Glass artist and jewellery maker awarded £15,000 Rosemary James Memorial Trust Award by the Arts Council of Northern Ireland

2nd September, 2025

Glass Artist, Andrea Spencer and jewellery maker, Anne Earls Boylan have each been awarded the Rosemary James Memorial Trust Award, an annual craft bursary worth £15,000. The bursary, administered by the Arts Council of Northern Ireland on behalf of the Rosemary James Memorial Trust, aims to assist craft makers to develop their professional careers by developing a new body of work which might otherwise have been unattainable.  

Jewellery maker, Anne Earls Boylan and glass artist, Andrea Spencer.

Watch the video below featuring glass artist, Andrea Spencer, and jewellery maker, Anne Earls Boylan.

The bursary was established thanks to the generosity Rosy James who bequeathed £500,000 to support craft in Northern Ireland following her death.

Dr Suzanne Lyle, Head of Visual Arts, Arts Council of Northern Ireland, commented: “Congratulations to Andrea Spencer and Anne Earls Boylan on receiving the Rosemary James Memorial Trust Award. Each one of these artists produce extraordinary work, requiring great skill and each of them has had their work exhibited locally, nationally and internationally. I wish both the artists every success as they embark upon producing new works using the Rosemary James Memorial Trust Award, a bursary which demonstrates the true power of philanthropic giving.”
Glass artist, Andrea Spencer.


Glass artist, Andrea Spencer, based in near the Antrim coast and Ballintoy, will use her funding to enable her to take the time to explore new ways of working with glass, and to also start to develop a body of work for installation.

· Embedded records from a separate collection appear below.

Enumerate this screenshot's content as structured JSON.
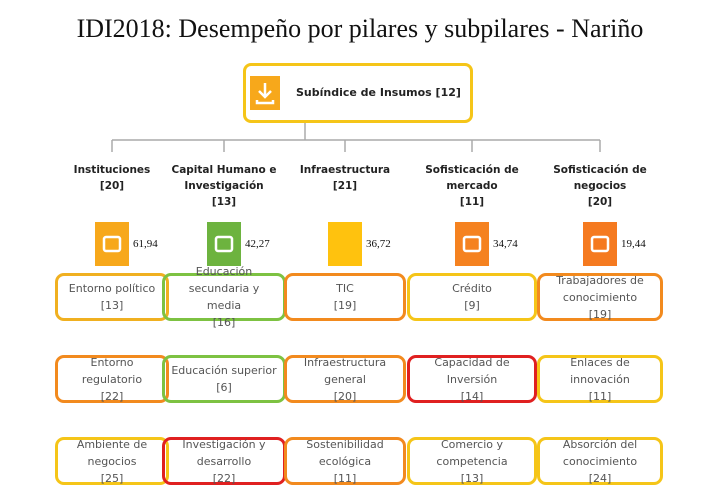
{
  "title": "IDI2018: Desempeño por pilares y subpilares - Nariño",
  "root": {
    "label": "Subíndice de Insumos [12]"
  },
  "pillars": [
    {
      "name": "Instituciones",
      "rank": "[20]",
      "score": "61,94",
      "color": "#f7a81b",
      "subpillars": [
        {
          "name": "Entorno político",
          "rank": "[13]",
          "border": "#f0b020"
        },
        {
          "name": "Entorno regulatorio",
          "rank": "[22]",
          "border": "#f28a1e"
        },
        {
          "name": "Ambiente de negocios",
          "rank": "[25]",
          "border": "#f5c518"
        }
      ]
    },
    {
      "name": "Capital Humano e Investigación",
      "rank": "[13]",
      "score": "42,27",
      "color": "#6db33f",
      "subpillars": [
        {
          "name": "Educación secundaria y media",
          "rank": "[16]",
          "border": "#7dc242"
        },
        {
          "name": "Educación superior",
          "rank": "[6]",
          "border": "#7dc242"
        },
        {
          "name": "Investigación y desarrollo",
          "rank": "[22]",
          "border": "#e02020"
        }
      ]
    },
    {
      "name": "Infraestructura",
      "rank": "[21]",
      "score": "36,72",
      "color": "#ffc20e",
      "subpillars": [
        {
          "name": "TIC",
          "rank": "[19]",
          "border": "#f28a1e"
        },
        {
          "name": "Infraestructura general",
          "rank": "[20]",
          "border": "#f28a1e"
        },
        {
          "name": "Sostenibilidad ecológica",
          "rank": "[11]",
          "border": "#f28a1e"
        }
      ]
    },
    {
      "name": "Sofisticación de mercado",
      "rank": "[11]",
      "score": "34,74",
      "color": "#f58220",
      "subpillars": [
        {
          "name": "Crédito",
          "rank": "[9]",
          "border": "#f5c518"
        },
        {
          "name": "Capacidad de Inversión",
          "rank": "[14]",
          "border": "#e02020"
        },
        {
          "name": "Comercio y competencia",
          "rank": "[13]",
          "border": "#f5c518"
        }
      ]
    },
    {
      "name": "Sofisticación de negocios",
      "rank": "[20]",
      "score": "19,44",
      "color": "#f57a20",
      "subpillars": [
        {
          "name": "Trabajadores de conocimiento",
          "rank": "[19]",
          "border": "#f28a1e"
        },
        {
          "name": "Enlaces de innovación",
          "rank": "[11]",
          "border": "#f5c518"
        },
        {
          "name": "Absorción del conocimiento",
          "rank": "[24]",
          "border": "#f5c518"
        }
      ]
    }
  ]
}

Andrea Spencer said, “I work with a technique called flame-working, which involves using glass rods and tubes over an open flame. It's a technique that's known for its fine small-scale detail. The themes within my work are usually based around the sea and the environment of the coast where I live. I'm very excited about the idea of having time to focus on pulling lots of the themes of my work that I've been dealing with over the past number of years and bringing it all together into something that would be an installation.

Dr Suzanne Lyle, Head of Visual Arts at the Arts Council of Northern Ireland, pictured with Andrea Spencer.
Dr Suzanne Lyle, Head of Visual Arts at the Arts Council of Northern Ireland, pictured with Anne Earls Boylan.


Anne Earls Boylan lives and works in the countryside outside Belfast making jewellery that references the rich history of adornment. Drawing on a dynamic and explorative space, the artist’s works plays with the roles material, process and value contribute within her pieces. Her jewellery is a lively collaboration between material, artist, wearer and audience.

Anne Earls Boylan commented, “My work has an otherworldly quality, which is purposeful, and it deals with jewellery on a very human scale, but also looking at the cosmos, the cosmological, so it contradicts both tiny and giant. To be able to make this work come into fruition with the Rosy James Award help is terrific, it would be impossible to achieve this without it. It's quite a resolution of a lot of ideas that I personally have been wanting to do for a long time, and I'm delighted to be able to now carry this out.

Born in Belfast in the mid-1940s, Rosy James attended the Ulster College of Art (1966-1971), now known as the Ulster University Belfast School of Art, where she studied Textile design. Following her studies in Belfast, she took up a teaching post in Birmingham, later settling in Cambridge where she continued as a teacher of Art and Design until 2007. She maintained her close connection with Northern Ireland throughout her life, with regular visits to her father, Dr James Ford Gillies OBE, former principal of the Belfast College of Technology and an important figure in the establishment of Ulster University. Rosy maintained a lifelong commitment to the arts as well as to her birthplace of Northern Ireland.